From uncovering the 'strange' performance drivers of a 'strange' strategy, to hiring and managing the `strange' people who fit with a 'strange' strategy's delivery, the professor conveys a compelling and instructive narrative. This book is recommended for anyone who has used or considered the balanced scorecard; it will put you on a 'strange' and better path.

Dennis DeWilde, author of
"The Performance Connection"

Being different and "strange" is often a requirement for success, read about it here
Helpful Votes: 2 out of 2 total.
Review Date: 2007-08-18
In this book, Cable puts forward a very interesting idea that more managers should have the courage to take seriously and perhaps even execute. The point is that managers should make a concerted effort to hire people that are "strange" rather than those that are similar to all other potential hires. His point is that conventional thinking and execution is inherently limited in the level of success that it can achieve. By strange, he does not mean "weird" or disturbed, the term is used in the sense of being capable of doing constructive and successful thinking outside the box.
Several examples of companies that have adopted such methods and are very successful are presented. One of the best is an explanation of the career of major league baseball general manager Billy Beane. Beane's position is that the standard criteria used to evaluate baseball talent are simplistic and incorrect. Since he rose to the position of general manager of the Oakland Athletics, Beane has fielded a team that ranks at the bottom in terms of salary and near the top in terms of wins. Much of his emphasis is on the "quality at-bat" where a player forces the pitcher to make extra pitches and is willing to accept a base-on-balls, even when there are runners on base.
Since this is a skill undervalued by all other teams, this has allowed Beane to acquire players for much less than other teams are willing to pay them. By molding the team in that image, he has developed a very successful team, although the Athletics have had a difficult time winning games in the playoffs. Given the current financial inequities that exist in major league baseball, this is truly a major success story that others should pay attention to.
Another example is the policy of Home Depot to hire contractors to work in the appropriate sections of the store. Therefore, when the do-it-yourself customer comes in, the person helping them is very knowledgeable and can provide the highest level of customer service. This service translates into an enormous competitive advantage over other stores and can increase sales several orders of magnitude over the extra salary expenses.
To his additional credit, Cable also is clear in stating that hiring "strange" employees is not for everyone. It requires courage to be willing to adopt a novel business or a non-traditional approach to an old one. In nearly all cases, the initial expenses are higher than in other areas and exterior observers are generally very skeptical of the new and novel ways of doing business.
I once participated in a faculty development seminar entitled, "A Whack on the Side of the Head." The purpose was to try to get us to think of new and novel ways to present our material. This book reminded me of that seminar, demonstrating that while going down a different path can be extremely challenging, it can also be very rewarding. From personal experience, those rewards are more than monetary; there is a form of satisfaction in being successfully different that is like no other. Perhaps the key to your success can be found in this book.

If you treat your employees the same as everyone else treats theirs how can your company be unique?
Helpful Votes: 4 out of 4 total.
Review Date: 2007-06-23
Companies often give a lot of lip service to the value of their employees but then go about treating and using everyone just about like every company treats and uses its employees. That is, with indifference and standardized "best" practices. Unsurprisingly, when an organization treats its people just about the same as every other company treats its employees (as inputs to be standardized and minimized), its dreams of having the company be something special, valuable, and unique are seldom to never realized.

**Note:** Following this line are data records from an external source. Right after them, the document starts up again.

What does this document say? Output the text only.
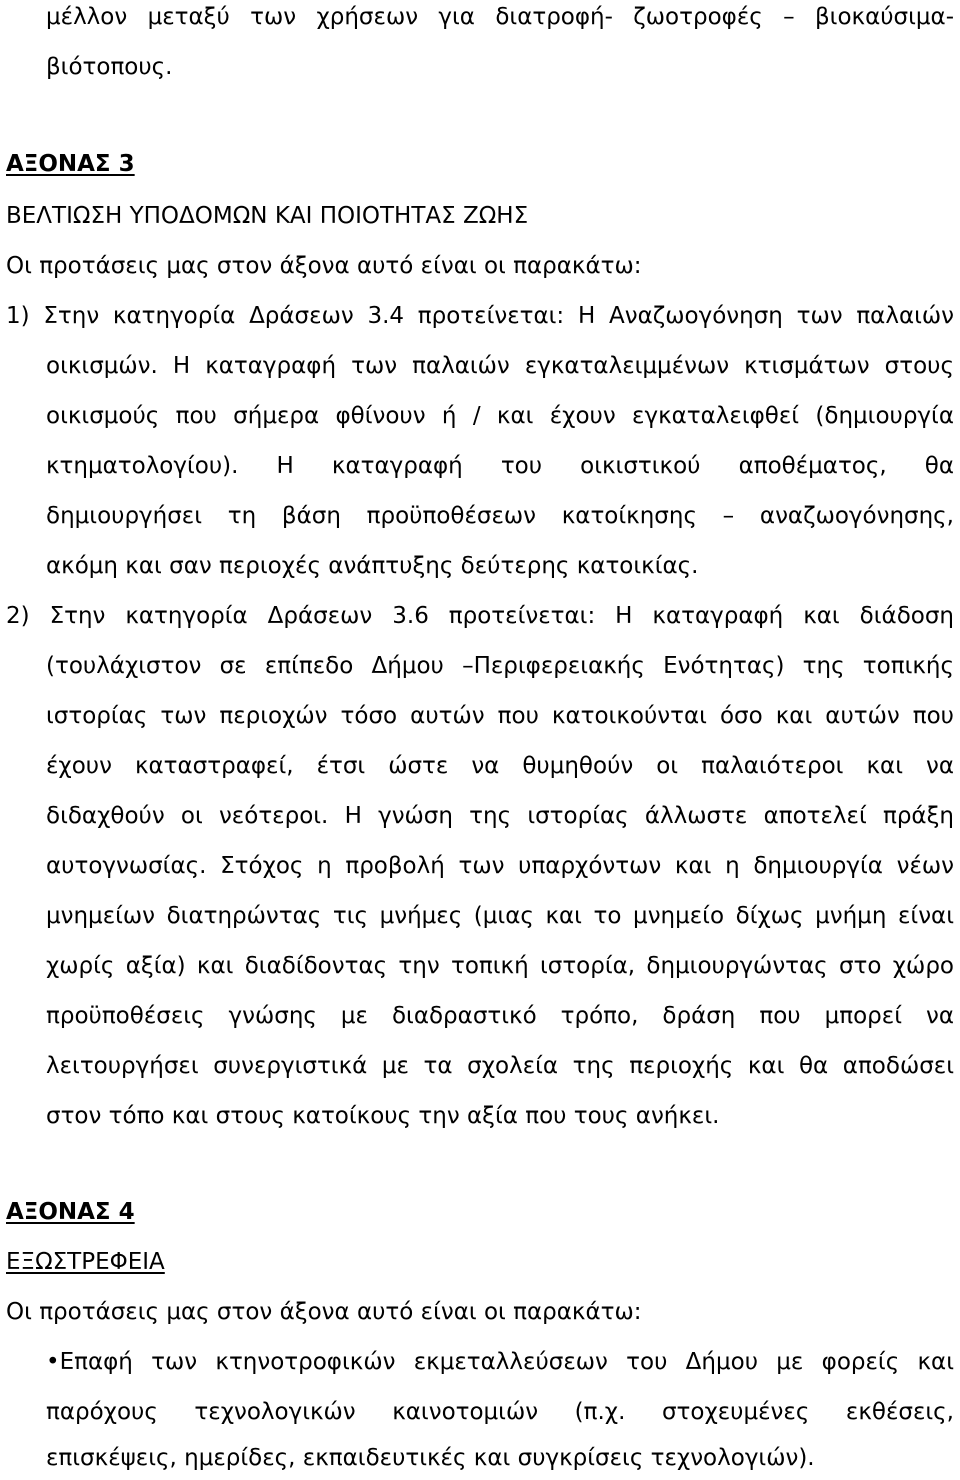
μέλλον μεταξύ των χρήσεων για διατροφή- ζωοτροφές – βιοκαύσιμα-
βιότοπους.
ΑΞΟΝΑΣ 3
ΒΕΛΤΙΩΣΗ ΥΠΟΔΟΜΩΝ ΚΑΙ ΠΟΙΟΤΗΤΑΣ ΖΩΗΣ
Οι προτάσεις μας στον άξονα αυτό είναι οι παρακάτω:
1) Στην κατηγορία Δράσεων 3.4 προτείνεται: Η Αναζωογόνηση των παλαιών
οικισμών. Η καταγραφή των παλαιών εγκαταλειμμένων κτισμάτων στους
οικισμούς που σήμερα φθίνουν ή / και έχουν εγκαταλειφθεί (δημιουργία
κτηματολογίου). Η καταγραφή του οικιστικού αποθέματος, θα
δημιουργήσει τη βάση προϋποθέσεων κατοίκησης – αναζωογόνησης,
ακόμη και σαν περιοχές ανάπτυξης δεύτερης κατοικίας.
2) Στην κατηγορία Δράσεων 3.6 προτείνεται: Η καταγραφή και διάδοση
(τουλάχιστον σε επίπεδο Δήμου –Περιφερειακής Ενότητας) της τοπικής
ιστορίας των περιοχών τόσο αυτών που κατοικούνται όσο και αυτών που
έχουν καταστραφεί, έτσι ώστε να θυμηθούν οι παλαιότεροι και να
διδαχθούν οι νεότεροι. Η γνώση της ιστορίας άλλωστε αποτελεί πράξη
αυτογνωσίας. Στόχος η προβολή των υπαρχόντων και η δημιουργία νέων
μνημείων διατηρώντας τις μνήμες (μιας και το μνημείο δίχως μνήμη είναι
χωρίς αξία) και διαδίδοντας την τοπική ιστορία, δημιουργώντας στο χώρο
προϋποθέσεις γνώσης με διαδραστικό τρόπο, δράση που μπορεί να
λειτουργήσει συνεργιστικά με τα σχολεία της περιοχής και θα αποδώσει
στον τόπο και στους κατοίκους την αξία που τους ανήκει.
ΑΞΟΝΑΣ 4
ΕΞΩΣΤΡΕΦΕΙΑ
Οι προτάσεις μας στον άξονα αυτό είναι οι παρακάτω:
•Επαφή των κτηνοτροφικών εκμεταλλεύσεων του Δήμου με φορείς και
παρόχους τεχνολογικών καινοτομιών (π.χ. στοχευμένες εκθέσεις,
επισκέψεις, ημερίδες, εκπαιδευτικές και συγκρίσεις τεχνολογιών).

Daniel M. Cable tells us that only a strange workforce, that is one that doesn't do things like everyone else, one that knows and has confidence in its uniqueness and specialness and in its goals and methods, can create something that is special, unique, valuable, and with a sustainable (ongoing - but adapting) advantage in the marketplace. Cable explains how and why your workforce can become something valuable and a driving force behind your success.

He starts off the book showing us how we too often treat our employees and the whole HR process as a kind of black box that just happens. We assume that if we are following the laws and standardized HR processes and avoiding being sued we are doing a good job. When we turn things around and start to view this whole concept the way the author frames it we can see that this kind of idea is indeed absurd. It is like building a process to build standardized widgets that claim no special qualities in the marketplace and then later wondering why, despite our fine leadership, those widgets fail to gain special attention in the market place or market dominance.

What I like about this book is the way Cable plays with our perceptions along the way. This is not your standard business book. He asks us questions that seem odd at first, and then we realize that is the point. Have you ever looked at the back of your hand and for some reason your perception changes and it looks a different size to you and in some ways quite different than it ever had before? That is what this book will help you achieve with your workforce. The author admits that building a "strange" workforce takes a great deal of effort and probably will take some time to achieve, but if you want to be regarded as special by your customers you have to be special. And to be strange (not normal - not typical - not ordinary) you have to have strange people working for you who have a strange sense of mission. This requires you to hire strangely, train strangely, measure performance strangely, and provide strange products and services (that is, surprisingly good and surprisingly desired products and services).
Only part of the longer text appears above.